There’s something in the quality of the status modern life offers us which I think is a huge subject. But it isn’t really spoken about.

The final line of the book is “The meaning of life is not to win, it’s to play.” Talk about that a little.

We know, anecdotally, that rich and famous people aren’t happy. Because we’re constantly measuring our status – not with the world but with our peers. So rich and famous people are competing with other rich and famous people.  

But no one’s ever won the status game. You can’t win. The brain never stops playing it. No matter how high you get, you want to get further.

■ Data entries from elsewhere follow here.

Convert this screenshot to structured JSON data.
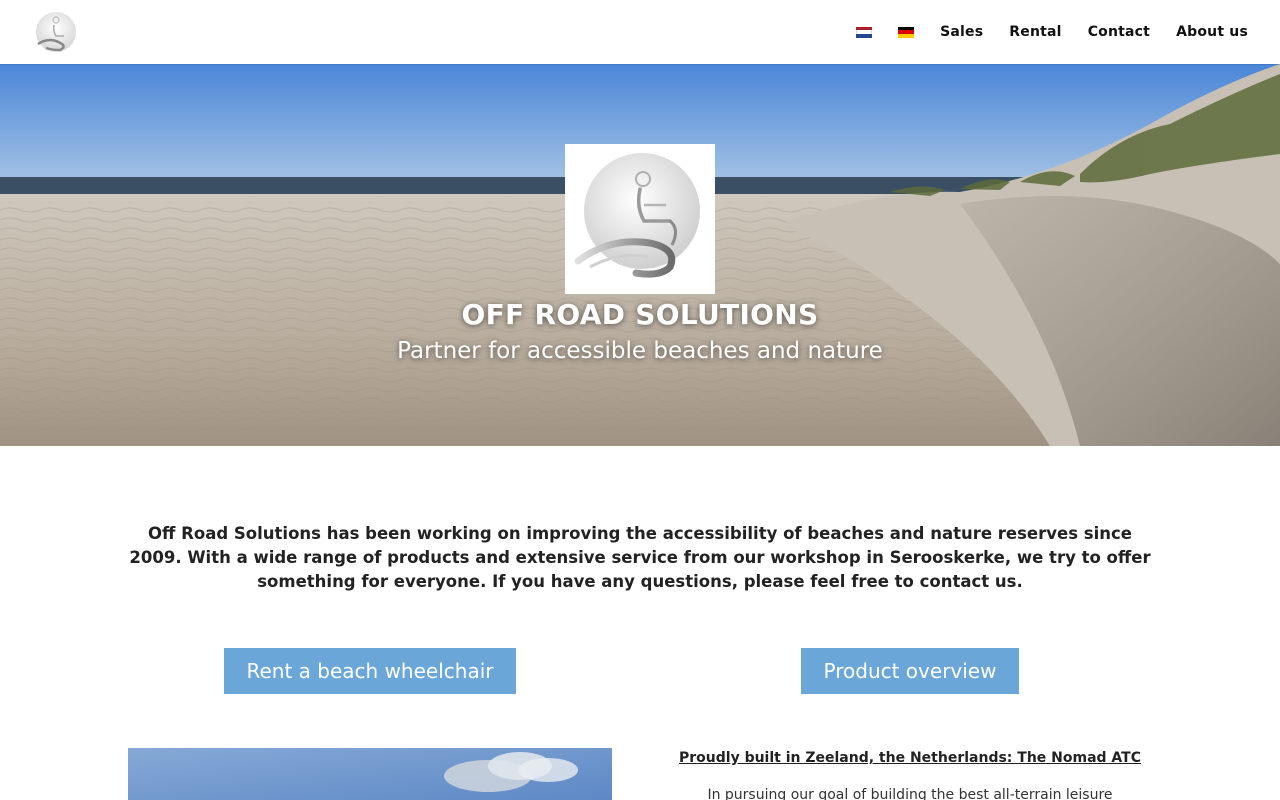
{
  "header": {
    "logo_icon": "wheelchair-logo-icon",
    "flags": [
      {
        "name": "dutch-flag-icon",
        "colors": [
          "#ae1c28",
          "#ffffff",
          "#21468b"
        ]
      },
      {
        "name": "german-flag-icon",
        "colors": [
          "#000000",
          "#dd0000",
          "#ffce00"
        ]
      }
    ],
    "nav": [
      {
        "label": "Sales"
      },
      {
        "label": "Rental"
      },
      {
        "label": "Contact"
      },
      {
        "label": "About us"
      }
    ]
  },
  "hero": {
    "title": "OFF ROAD SOLUTIONS",
    "subtitle": "Partner for accessible beaches and nature",
    "logo_icon": "wheelchair-logo-icon"
  },
  "intro": {
    "text": "Off Road Solutions has been working on improving the accessibility of beaches and nature reserves since 2009. With a wide range of products and extensive service from our workshop in Serooskerke, we try to offer something for everyone. If you have any questions, please feel free to contact us."
  },
  "buttons": {
    "rent": "Rent a beach wheelchair",
    "products": "Product overview"
  },
  "feature": {
    "heading": "Proudly built in Zeeland, the Netherlands: The Nomad ATC",
    "text": "In pursuing our goal of building the best all-terrain leisure"
  },
  "colors": {
    "accent": "#6aa6d8",
    "text": "#222222"
  }
}
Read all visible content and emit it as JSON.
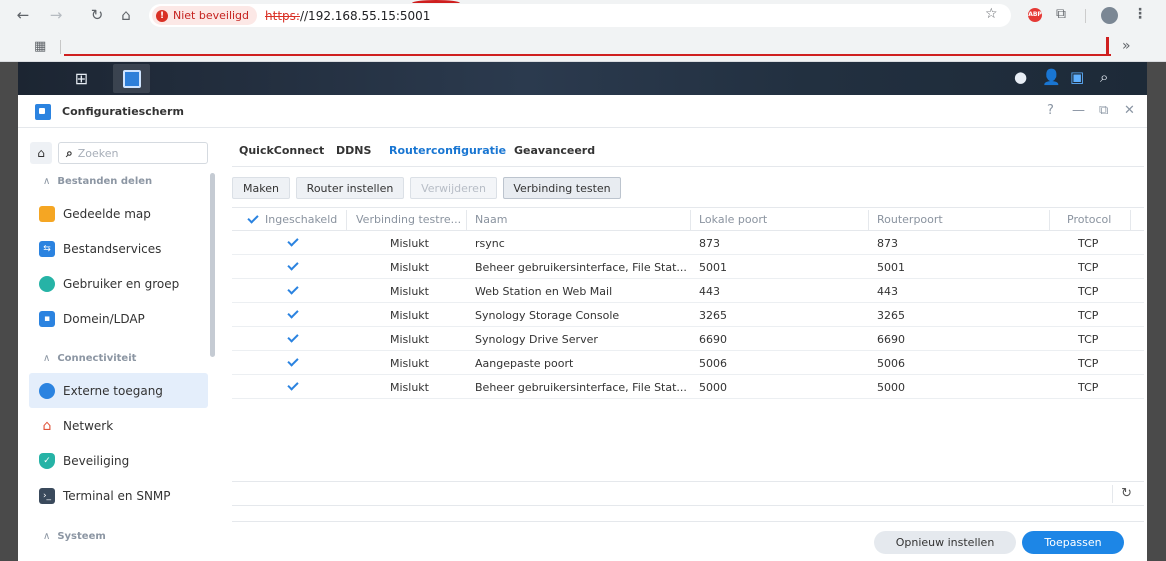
{
  "browser": {
    "not_secure_label": "Niet beveiligd",
    "url_scheme": "https:",
    "url_rest": "//192.168.55.15:5001",
    "more_label": "»"
  },
  "window": {
    "title": "Configuratiescherm",
    "help": "?",
    "minimize": "—",
    "restore": "⧉",
    "close": "✕"
  },
  "sidebar": {
    "search_placeholder": "Zoeken",
    "sections": [
      {
        "label": "Bestanden delen",
        "items": [
          {
            "label": "Gedeelde map",
            "icon": "folder-icon"
          },
          {
            "label": "Bestandservices",
            "icon": "file-services-icon"
          },
          {
            "label": "Gebruiker en groep",
            "icon": "users-icon"
          },
          {
            "label": "Domein/LDAP",
            "icon": "domain-icon"
          }
        ]
      },
      {
        "label": "Connectiviteit",
        "items": [
          {
            "label": "Externe toegang",
            "icon": "external-access-icon",
            "active": true
          },
          {
            "label": "Netwerk",
            "icon": "network-icon"
          },
          {
            "label": "Beveiliging",
            "icon": "shield-icon"
          },
          {
            "label": "Terminal en SNMP",
            "icon": "terminal-icon"
          }
        ]
      },
      {
        "label": "Systeem",
        "items": []
      }
    ]
  },
  "tabs": [
    {
      "label": "QuickConnect"
    },
    {
      "label": "DDNS"
    },
    {
      "label": "Routerconfiguratie",
      "active": true
    },
    {
      "label": "Geavanceerd"
    }
  ],
  "toolbar": {
    "create": "Maken",
    "setup_router": "Router instellen",
    "delete": "Verwijderen",
    "test_connection": "Verbinding testen"
  },
  "table": {
    "columns": [
      "Ingeschakeld",
      "Verbinding testre...",
      "Naam",
      "Lokale poort",
      "Routerpoort",
      "Protocol"
    ],
    "rows": [
      {
        "enabled": true,
        "test": "Mislukt",
        "name": "rsync",
        "local": "873",
        "router": "873",
        "protocol": "TCP"
      },
      {
        "enabled": true,
        "test": "Mislukt",
        "name": "Beheer gebruikersinterface, File Stat...",
        "local": "5001",
        "router": "5001",
        "protocol": "TCP"
      },
      {
        "enabled": true,
        "test": "Mislukt",
        "name": "Web Station en Web Mail",
        "local": "443",
        "router": "443",
        "protocol": "TCP"
      },
      {
        "enabled": true,
        "test": "Mislukt",
        "name": "Synology Storage Console",
        "local": "3265",
        "router": "3265",
        "protocol": "TCP"
      },
      {
        "enabled": true,
        "test": "Mislukt",
        "name": "Synology Drive Server",
        "local": "6690",
        "router": "6690",
        "protocol": "TCP"
      },
      {
        "enabled": true,
        "test": "Mislukt",
        "name": "Aangepaste poort",
        "local": "5006",
        "router": "5006",
        "protocol": "TCP"
      },
      {
        "enabled": true,
        "test": "Mislukt",
        "name": "Beheer gebruikersinterface, File Stat...",
        "local": "5000",
        "router": "5000",
        "protocol": "TCP"
      }
    ]
  },
  "footer": {
    "reset": "Opnieuw instellen",
    "apply": "Toepassen"
  },
  "colors": {
    "accent": "#1d86e6",
    "active_tab": "#1976d2",
    "sidebar_active_bg": "#e4eefb"
  }
}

When psychologists look for the point our need for status shuts off, they can’t find it. It’s not there.

That’s different from power, incidentally. People don’t want a lot of power because it comes with responsibility and hassle. Not so with status: we get somewhere and we want to get further.

So I think a good life is not like those child stars you see, who have it all when they’re 18 before things go downhill the rest of their lives.

It’s a steady, perhaps even slow, climb. That’s what you want to be going for. A steady, slow climb in status as you’re becoming more expert (and more wise) as you get older. It’s easier said than done but I think there’s some truth to it.

The Status Game: On Social Position and How We Use It by Will Storr is published by William Collins.